Ela é uma regressão social e econômica e um desmonte do Estado Nacional e de Bem Estar Social, recém-construído no Brasil. É evidente que esta política não deu certo nos países nossos vizinhos e levou ao impasse em que vivem hoje. E certamente não dará certo no Brasil.
Como entregar para o mercado, na prática para os bancos e grupos financeiros, o combate à desigualdade sem enfrentar a concentração de renda, riqueza e propriedade, base não só da desigualdade, mas da atual estagnação de nosso país e de todo o mundo?
Ao contrário de tudo que afirmam os liberais, o caminho trilhado entre 2003 e 2013 prova que a base de nosso crescimento é a distribuição de renda, via salários e gastos sociais, via inovação e conhecimento, via pequena e média empresa.
Labirinto trágico
Os cartéis e monopólios que dominam nossa economia não são e não serão capazes de tirar nosso país desse labirinto trágico em que se encontra.
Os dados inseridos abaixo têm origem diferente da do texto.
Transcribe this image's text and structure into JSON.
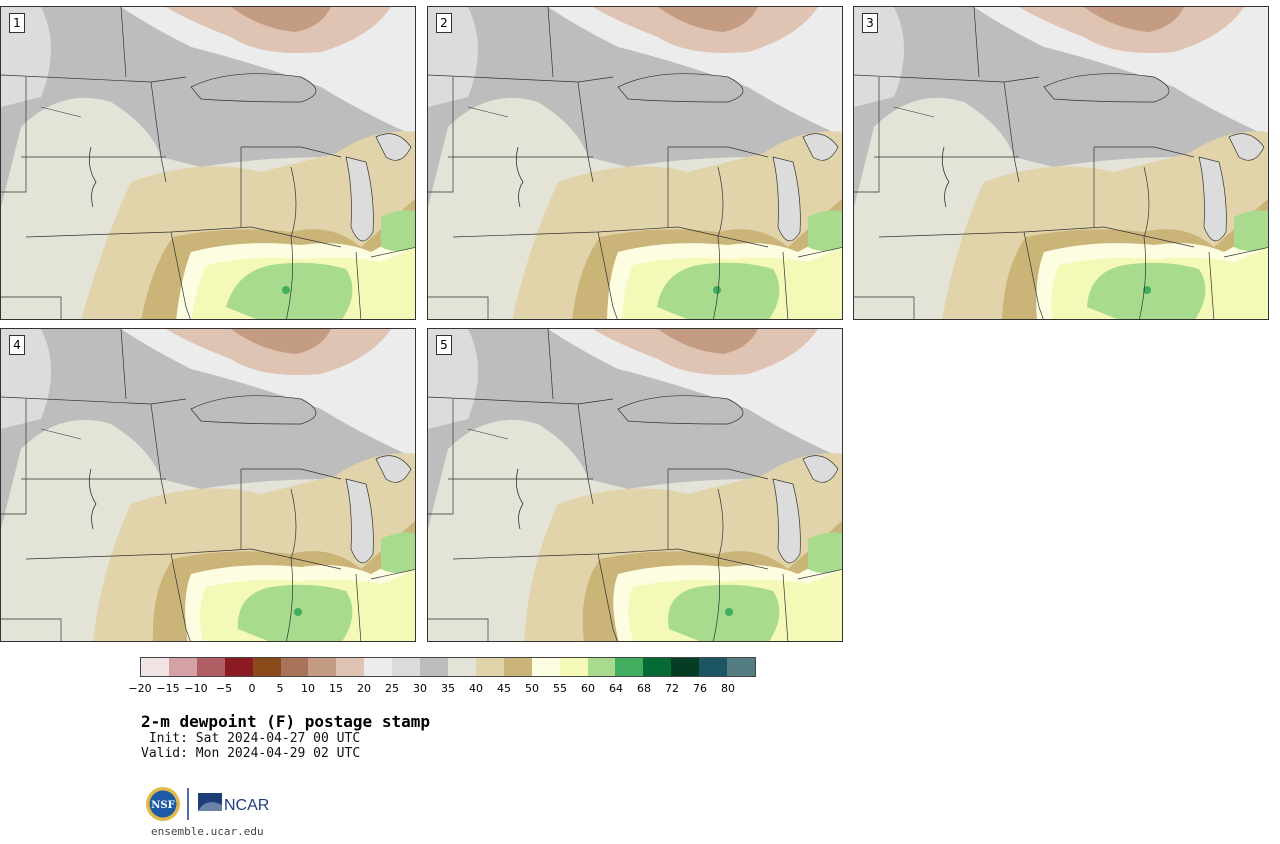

É preciso uma radical reforma dos sistemas bancário, financeiro e tributário que evite que nosso país se reduza a ser um produtor e exportador de alimentos e minerais.
É necessário retomar o papel do Estado no desenvolvimento nacional e um projeto de nação e de integração regional, com política industrial e de inovação, diversificação da matriz produtiva com conhecimento, conteúdo nacional e acesso para a pequena e média empresa.
O ultraliberalismo que o centro chamado democrático apoia e retoma produziu no passado economias não diversificadas, primárias e desiguais, concentradoras de renda, riqueza e propriedade como podemos ver em toda a América Latina.
Desafio
O desafio do centro liberal é este — não basta a retórica contra a desigualdade. É preciso muito mais: fazer as reformas estruturais bancária e tributária, retomar o papel do Estado e enfrentar a minoria rentista e a elite que vive da miséria e da pobreza do povo.
* Este texto representa as opiniões e ideias do autor.